Daha güzel bir dünya tasavvur ederken, "silâhsız bir dünya" dilemek lüksüne sahip olmadığımızı bilmeliyiz; bu yüksek fikre ulaşmak için insanoğlunun karşısındaki en büyük engel, yaradılışındaki o müthiş çelişki! Yaşatmak ve öldürmek için insan beyni ezelî bir gayret içinde; insan bu müthiş çelişkiyi uzlaştırmak göreviyle başbaşa kaldığı için derinliği ölçülemez bir varlık. Silâhsız bir dünya tasavvur etmek, ne kadar yüksek bir fikir olsa da son tahlilde abesle iştigâl.

Peki ama hiç değilse o amansız silâhlanma yarışına son vermek ve güvenlik ihtiyacı için bir türlü vazgeçemediğimiz silâhları daha basite ircâ etmek mümkün olamaz mı? Hiç değilse bu kadarını olsun tasavvur etmek hakkımız olsa gerek; öyle bir silâh ölçüsü kabul edilmeli ki, bir silâh, öldürme ve tahrip fonksiyonlarının yanısıra sair zamanda iyi ve hayırlı bir işe de yarayabilmelidir. Meselâ bıçak öldürücü bir silâhtır ama onunla patates, ekmek doğramak da mümkündür ama bir tankla, silah olma vasfı dışında nakliye işi yapmak imkânsız olduğuna göre bıçak serbest, tank ise "centilmenlik hârici" sayılmalı ve yasaklanmalı, bununla da yetinilmeyip, günümüzde artık mânâsını kaybeden ve vahşi bir spor haline gelen avcılık (olta balıkçılığı da dahil) engellenmeli ve ağır suç kapsamına alınmalı; çocuklara ve gençlere silâhın problem çözebildiği kanaatini telkin eden bütün sanat eserleri ve yayınlar kaldırılmalıdır.
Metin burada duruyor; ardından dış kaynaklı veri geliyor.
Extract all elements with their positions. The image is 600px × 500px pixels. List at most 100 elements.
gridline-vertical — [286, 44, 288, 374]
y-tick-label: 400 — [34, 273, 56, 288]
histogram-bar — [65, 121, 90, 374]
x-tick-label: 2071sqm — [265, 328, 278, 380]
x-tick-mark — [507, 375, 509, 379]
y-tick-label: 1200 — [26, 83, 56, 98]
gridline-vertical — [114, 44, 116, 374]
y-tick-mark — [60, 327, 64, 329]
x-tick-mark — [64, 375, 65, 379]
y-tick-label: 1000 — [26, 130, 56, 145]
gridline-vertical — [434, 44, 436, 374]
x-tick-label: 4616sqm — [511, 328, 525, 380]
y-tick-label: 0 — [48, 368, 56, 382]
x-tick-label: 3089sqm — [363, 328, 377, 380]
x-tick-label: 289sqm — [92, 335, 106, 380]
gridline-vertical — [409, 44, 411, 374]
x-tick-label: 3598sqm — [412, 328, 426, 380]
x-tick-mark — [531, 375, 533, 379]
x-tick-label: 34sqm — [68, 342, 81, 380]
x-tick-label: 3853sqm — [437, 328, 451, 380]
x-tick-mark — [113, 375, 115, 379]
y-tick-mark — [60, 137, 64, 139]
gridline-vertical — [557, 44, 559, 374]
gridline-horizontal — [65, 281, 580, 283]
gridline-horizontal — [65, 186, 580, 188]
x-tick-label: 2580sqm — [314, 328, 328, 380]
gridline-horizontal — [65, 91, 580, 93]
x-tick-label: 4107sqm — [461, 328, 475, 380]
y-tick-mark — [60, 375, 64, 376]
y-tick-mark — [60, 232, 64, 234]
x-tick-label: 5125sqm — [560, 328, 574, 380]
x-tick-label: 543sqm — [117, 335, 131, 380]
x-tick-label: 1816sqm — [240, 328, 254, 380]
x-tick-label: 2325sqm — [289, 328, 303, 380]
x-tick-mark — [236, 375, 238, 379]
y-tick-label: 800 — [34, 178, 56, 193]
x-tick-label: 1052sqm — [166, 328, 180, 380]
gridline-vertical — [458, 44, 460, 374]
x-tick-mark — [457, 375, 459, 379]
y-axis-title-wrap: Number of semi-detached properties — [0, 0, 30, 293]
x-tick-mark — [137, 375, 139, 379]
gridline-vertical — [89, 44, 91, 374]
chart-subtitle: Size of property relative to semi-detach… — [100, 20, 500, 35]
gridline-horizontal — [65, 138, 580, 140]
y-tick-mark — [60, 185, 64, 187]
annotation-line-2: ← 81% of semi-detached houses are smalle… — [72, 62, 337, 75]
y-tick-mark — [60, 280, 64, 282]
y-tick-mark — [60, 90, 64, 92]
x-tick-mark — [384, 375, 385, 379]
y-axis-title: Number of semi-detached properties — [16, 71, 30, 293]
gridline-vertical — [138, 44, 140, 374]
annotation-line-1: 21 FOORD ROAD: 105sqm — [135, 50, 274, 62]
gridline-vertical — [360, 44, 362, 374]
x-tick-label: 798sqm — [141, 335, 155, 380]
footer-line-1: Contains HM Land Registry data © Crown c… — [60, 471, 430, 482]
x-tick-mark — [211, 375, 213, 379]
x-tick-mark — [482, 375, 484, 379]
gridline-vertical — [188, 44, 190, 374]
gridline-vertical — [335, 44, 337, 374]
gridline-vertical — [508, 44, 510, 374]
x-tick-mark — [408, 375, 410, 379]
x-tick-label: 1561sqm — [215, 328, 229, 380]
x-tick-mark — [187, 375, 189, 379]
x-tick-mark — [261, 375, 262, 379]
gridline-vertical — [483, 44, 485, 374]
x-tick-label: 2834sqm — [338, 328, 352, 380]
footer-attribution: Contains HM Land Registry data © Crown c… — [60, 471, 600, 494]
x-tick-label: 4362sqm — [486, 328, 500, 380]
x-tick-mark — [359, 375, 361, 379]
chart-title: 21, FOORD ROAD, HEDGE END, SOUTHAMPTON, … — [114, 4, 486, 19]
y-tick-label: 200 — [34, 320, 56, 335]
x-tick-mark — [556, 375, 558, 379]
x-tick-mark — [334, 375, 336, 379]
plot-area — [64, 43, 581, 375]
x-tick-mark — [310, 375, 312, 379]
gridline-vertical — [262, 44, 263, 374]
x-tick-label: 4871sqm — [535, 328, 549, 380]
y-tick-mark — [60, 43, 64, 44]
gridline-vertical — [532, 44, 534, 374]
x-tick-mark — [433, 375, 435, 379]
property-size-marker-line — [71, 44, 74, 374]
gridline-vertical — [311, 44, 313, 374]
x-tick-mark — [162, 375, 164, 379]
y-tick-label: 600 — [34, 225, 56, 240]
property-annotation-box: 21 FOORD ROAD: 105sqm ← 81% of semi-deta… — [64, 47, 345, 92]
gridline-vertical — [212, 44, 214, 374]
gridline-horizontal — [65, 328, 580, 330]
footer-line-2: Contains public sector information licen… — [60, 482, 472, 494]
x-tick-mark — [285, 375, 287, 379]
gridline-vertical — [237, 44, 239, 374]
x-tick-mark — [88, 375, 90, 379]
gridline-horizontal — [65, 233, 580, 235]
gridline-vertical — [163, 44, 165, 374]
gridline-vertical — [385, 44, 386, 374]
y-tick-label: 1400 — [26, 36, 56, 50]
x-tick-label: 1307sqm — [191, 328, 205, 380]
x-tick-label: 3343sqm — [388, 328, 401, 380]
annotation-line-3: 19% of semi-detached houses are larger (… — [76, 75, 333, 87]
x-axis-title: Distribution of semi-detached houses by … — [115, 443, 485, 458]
Tabanca tüfek gibi sivil ahalinin de kısmen bulundurmasına izin verilen bütün ateşli silahlar toplatılıp imhâ edilmeli ve teorik olarak kalleşliğe imkân verdiği için metal aksâmı eritilip, çatal kaşık imâlinde kullanılmalıdır. Sadece kol gücüyle işe yarayabilen kesici ve delici silahlarla techiz edilen ordular, "ateş gücü"nden ziyade her askerin bedenî metânet ve maharetine dayanan beden eğitimi ile güçlendirilmeli, hattâ bu konuda yeni bir Cenevre sözleşmesi akdedilerek bütün devletlerin imzâsına açılmalıdır.

"Yunan tankla teyyare ile bastırıp gelirken biz kılıç—kalkan ekibi ile mi karşı koyacağız?" sualinin muhatabı ben olmasam gerektir. İnsanlık, silah meselesinde bir kalleşliğin zebûnu olmuş ve zamanla kalleşlik, kalleşlik olmaktan çıkıp herkesin gücü nisbetinde onayladığı "balistik" bir hüviyete bürünmüştür. Saçmaladığımı düşünebilirsiniz, aslında ben de tatbiki mümkün şeyler ileri sürmediğimin farkındayım ama işbu saçmalık, "silâhın gerekliliği" için ardarda dizdiğimiz ve aslında inanmadığımız o meşhur bahânelerden herhalde daha çok tutarlı ve haysiyetli olsa gerektir. Bazen aykırılığı farketmek için, aykırı haller tasavvur etmelidir; daha doğduğu andan itibaren çok yaygın, etkileyici ve belirleyici bir silâh propagandasına mâruz kalan nesillere, daha farklı ve insânî boyutlar taşıyan bir dünyâ inşâ edilebileceği başka nasıl anlatılabilir ki?

"Güzel silâhları severim" diye başlamıştım ama bu cümledeki mantık hatâsını artık hepimiz farkedebiliyoruz: Silâh güzel değildir ve eğer medeniyet fikriyle övünmeye kararlı isek, bu medeniyetin "siyofil" yani, hayattan ve yaşatmaktan yana değerleri var gücüyle desteklemesi gerekir.